Targeting the ATX‐LPA Axis Overcomes TKI Resistance and Immunosuppression in Renal Cell Carcinoma via Dual Inhibition of AKT/mTOR and TBK1/IRF3 Pathways
Jinchen Luo, Hansen Lin, Haoqian Feng, Lei Tan, Xi Liu, Yong Huang, Junjie Cen, Jiajie Chen, Xinwei Zhou, Mingjie Lin, Wuyuan Liao, Zheyu Ai, Minyu Chen, Yinghan Wang, Wei Chen, Junhang Luo, Yanping LiangABSTRACT
Background
Therapeutic resistance limits durable survival in advanced/metastatic renal cell carcinoma (RCC) treated with first‐line tyrosine kinase inhibitor (TKI) plus immune checkpoint inhibitor (ICI).

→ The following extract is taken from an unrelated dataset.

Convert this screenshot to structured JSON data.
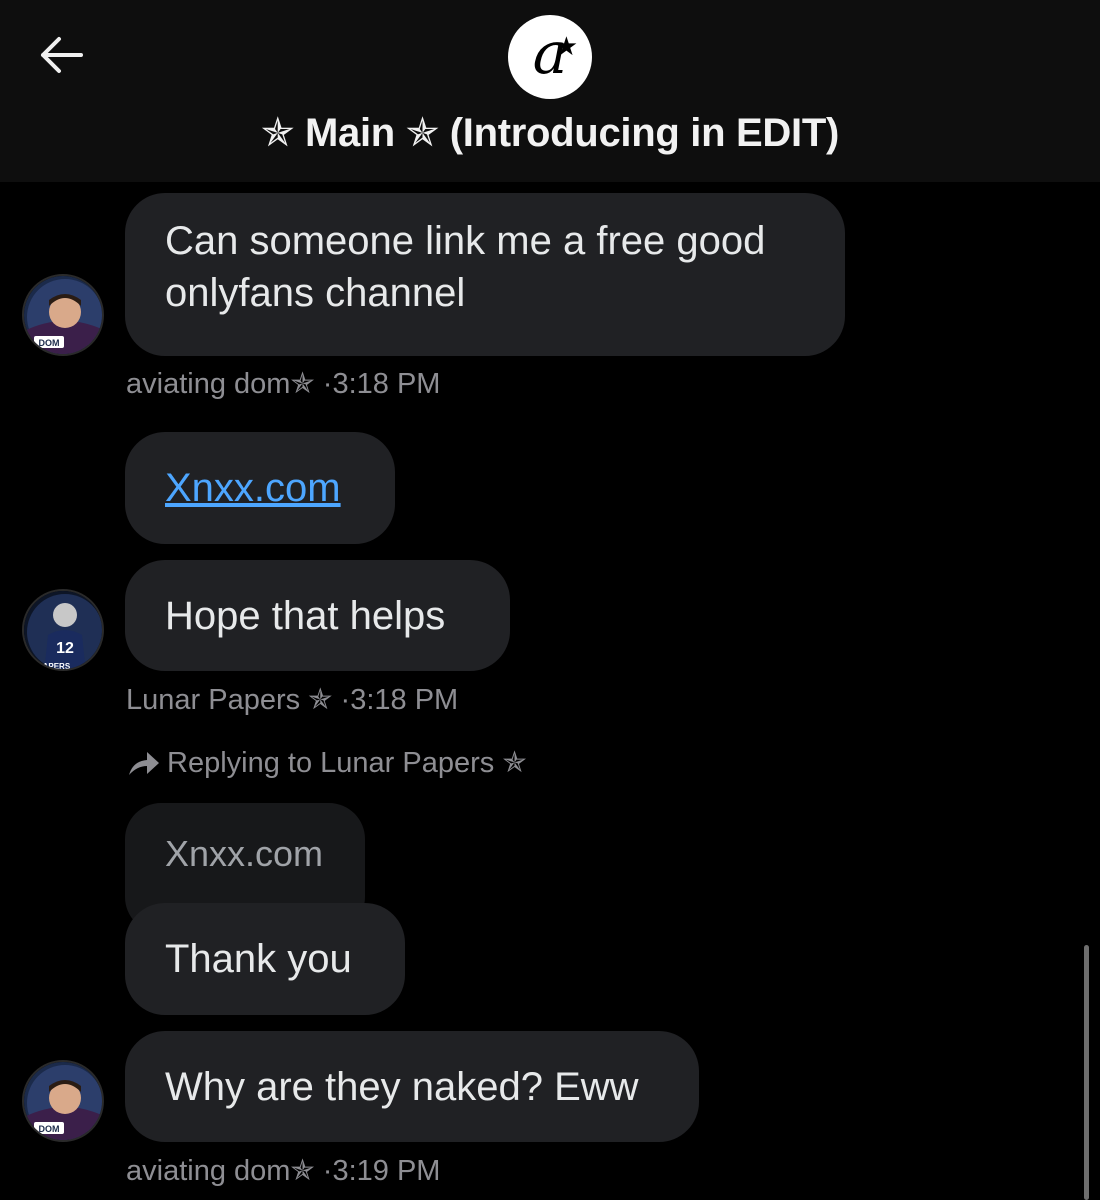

We sought to define key resistance drivers and actionable targets.
Methods
Integrated RNA sequencing of cabozantinib‐resistant RCC cells, lipid metabolomics, and PD‐L1 correlation analyses identified ENPP2 as a candidate driver. Its role in TKI resistance and survival signaling was validated by apoptosis, CCK‐8, and colony formation assays in vitro and by nude‐mouse xenograft models in vivo. ELISA, flow cytometry and tumor cell–T‐cell co‐culture assays were used to dissect ENPP2‐dependent CD8+ T‐cell dysfunction. The therapeutic benefit of pharmacologic ATX inhibition combined with standard TKI–ICI regimens was tested in RCC patient‐derived xenograft models.
Results
The ATX–LPA axis conferred TKI resistance via constitutive AKT/mTOR activation and promoted immune evasion by upregulating PD‐L1 through TBK1/IRF3 signaling, thereby impairing intratumoral CD8+ T‐cell function. ENPP2 enhanced PD‐L1 transcription by facilitating IRF3 nuclear translocation and its direct recruitment to the CD274 promoter. ATX inhibition improved the antitumor efficacy of TKI–ICI therapy in preclinical models.
Conclusions
Targeting the ATX–LPA axis represents a promising strategy to overcome resistance to current TKI–ICI combinations.